Le secret bancaire se fissure

Place forte du secret bancaire, la Suisse a progressivement vu la muraille protégeant les clients de ses établissements se fissurer, de nombreux gouvernements ayant ouvert la chasse à l’évasion fiscale. 
Photo: Getty Images Place forte du secret bancaire, la Suisse a progressivement vu la muraille protégeant les clients de ses établissements se fissurer, de nombreux gouvernements ayant ouvert la chasse à l’évasion fiscale. 

Les révélations de « SwissLeaks » portent sur le milieu des années 2000, mais, depuis, le secret bancaire est une pratique qui a eu tendance à refluer sous la pression des États qui cherchent à optimiser leurs rentrées fiscales.

« Ce ne sera plus possible. Ce qui se passe, c’est sur les années 2005-2008. On est vraiment avant les percées dans la lutte contre le secret bancaire. […] C’est une belle illustration de ce qui se passait dans un monde opaque où l’on n’échangeait pas de renseignements », explique à l’AFP Pascal Saint-Amans, directeur à l’Organisation de coopération et de développement économiques (OCDE) et pilote des négociations internationales sur le secret fiscal.

Place forte du secret bancaire, la Suisse a progressivement vu la muraille protégeant les clients de ses établissements se fissurer, de nombreux gouvernements ayant ouvert la chasse à l’évasion fiscale. Les États-Unis ont pris la tête de la meute, avec leur réglementation FATCA (Foreign Account Tax Compliance Act), adoptée en 2010 et entrée en vigueur en 2014. Elle permet de demander aux banques étrangères d’informer le fisc américain des comptes et avoirs de leurs clients désignés comme « personnes américaines ».

En raison de la complexité administrative engendrée par le dispositif, ces clients sont devenus un fardeau pour ces banques et ont désormais du mal à ouvrir ou conserver un compte hors des États-Unis.
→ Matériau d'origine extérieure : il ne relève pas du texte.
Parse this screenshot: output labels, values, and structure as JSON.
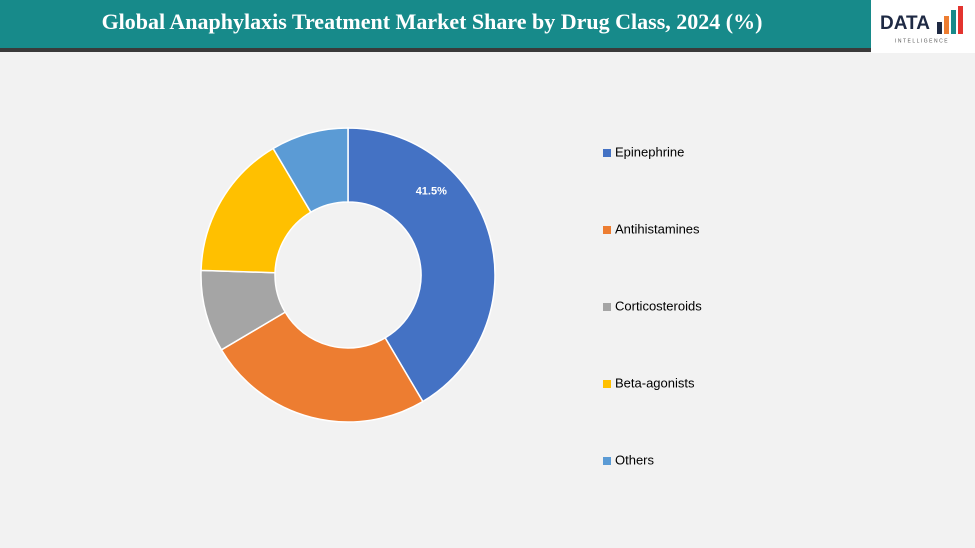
{
  "chart_data": {
    "type": "donut",
    "title": "Global Anaphylaxis Treatment Market Share by Drug Class, 2024 (%)",
    "categories": [
      "Epinephrine",
      "Antihistamines",
      "Corticosteroids",
      "Beta-agonists",
      "Others"
    ],
    "values": [
      41.5,
      25,
      9,
      16,
      8.5
    ],
    "value_labels": [
      "41.5%",
      null,
      null,
      null,
      null
    ],
    "colors": [
      "#4472c4",
      "#ed7d31",
      "#a5a5a5",
      "#ffc000",
      "#5b9bd5"
    ],
    "legend": "right"
  },
  "logo": {
    "text": "DATA",
    "subtext": "INTELLIGENCE"
  }
}
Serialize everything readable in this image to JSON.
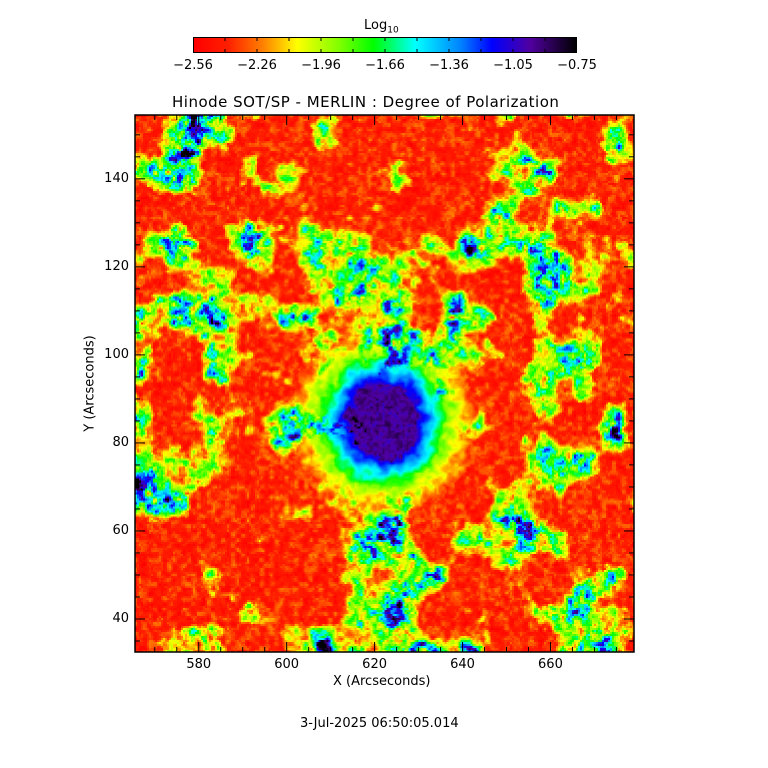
{
  "chart_data": {
    "type": "heatmap",
    "title": "Hinode SOT/SP - MERLIN : Degree of Polarization",
    "xlabel": "X (Arcseconds)",
    "ylabel": "Y (Arcseconds)",
    "xlim": [
      565.5,
      679
    ],
    "ylim": [
      32.5,
      154.5
    ],
    "xticks": [
      580,
      600,
      620,
      640,
      660
    ],
    "yticks": [
      40,
      60,
      80,
      100,
      120,
      140
    ],
    "colorbar": {
      "title": "Log",
      "title_subscript": "10",
      "range": [
        -2.56,
        -0.75
      ],
      "tick_labels": [
        "-2.56",
        "-2.26",
        "-1.96",
        "-1.66",
        "-1.36",
        "-1.05",
        "-0.75"
      ],
      "colormap_stops": [
        "#ff0000",
        "#ff2000",
        "#ff8000",
        "#ffff00",
        "#80ff00",
        "#00ff00",
        "#00ffff",
        "#0080ff",
        "#0000ff",
        "#5000a0",
        "#000000"
      ]
    },
    "features": {
      "sunspot_center": [
        622,
        85
      ],
      "umbra_radius_arcsec": 8,
      "penumbra_radius_arcsec": 14
    },
    "timestamp": "3-Jul-2025 06:50:05.014"
  }
}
Surtout que les sanctions encourues — une retenue de 30 % sur leurs investissements américains — ont tendance à décourager ces établissements de braver les nouvelles règles.

Déjà, quelque 100 000 banques dans plus de 100 pays, dont la France, la Suisse et le Luxembourg, ont choisi de s’y conformer.

L’initiative américaine a depuis fait tache d’huile, certains États cherchant à trouver de nouvelles recettes budgétaires en période de vaches maigres, et ce sous la pression d’opinions publiques de plus en plus rétives à consentir à des hausses d’impôts.

« Si les choses avancent, c’est qu’il y a l’influence décisive des États-Unis. Ce grand pays veut avancer et les autres sont obligés de suivre. […] Du fait de l’évasion fiscale, les manques à gagner sont considérables, c’est donc logique qu’ils soient en faveur de cette lutte », a souligné Dominique Plihon, économiste et porte-parole du mouvement altermondialiste Attac.

Une nouvelle étape a ainsi été franchie sous l’égide de l’OCDE en octobre à Berlin, où plus de 80 pays ont accepté de mettre en place un échange automatique d’informations financières d’ici à 2017-2018, avec pour objectif que chaque administration fiscale ait connaissance des avoirs financiers placés à l’étranger par les contribuables dont elle a la charge.

Un premier groupe de 51 signataires a promis de collaborer dès septembre 2017. Parmi eux figurent la plupart des membres de l’Union européenne, ainsi que des principautés attachées au secret bancaire comme le Liechtenstein, ou des paradis fiscaux comme les Îles Caïmans et les îles Vierges britanniques. Dans un accord séparé, une trentaine d’autres pays, dont la Suisse, l’Autriche et les Bahamas, ont assuré qu’ils seraient prêts en 2018.

Mais certains, même engagés dans ces processus de collaboration, traînent encore les pieds, selon M. Plihon : « Le Royaume-Uni, avec la City à Londres, ne coopère absolument pas, comme le Luxembourg. Ils ont fait des concessions sous la pression des États-Unis, mais ils font le minimum », insiste-t-il.

Lanceur d’alerte

L’informaticien franco-italien Hervé Falciani, dont les fichiers de la banque HSBC ont permis à un consortium de journalistes mené par Le Monde de dévoiler un immense système d’évasion fiscale, met la main sur les données sensibles de la banque alors qu’il est son employé. Il tente d’abord sans succès de les vendre au Liban. Suivant cet échec, il retourne en Suisse, mais se rend compte que la police l’a mis sur écoute électronique. Il s’enfuit en France, qui lui offre sa protection après avoir obtenu les fichiers compromettants. Désormais réputé être un lanceur d’alerte, Falciani — toujours recherché par la Suisse et protégé par la France et l’Espagne — a tenté sa chance lors des élections européennes, mais il n’a pas été élu.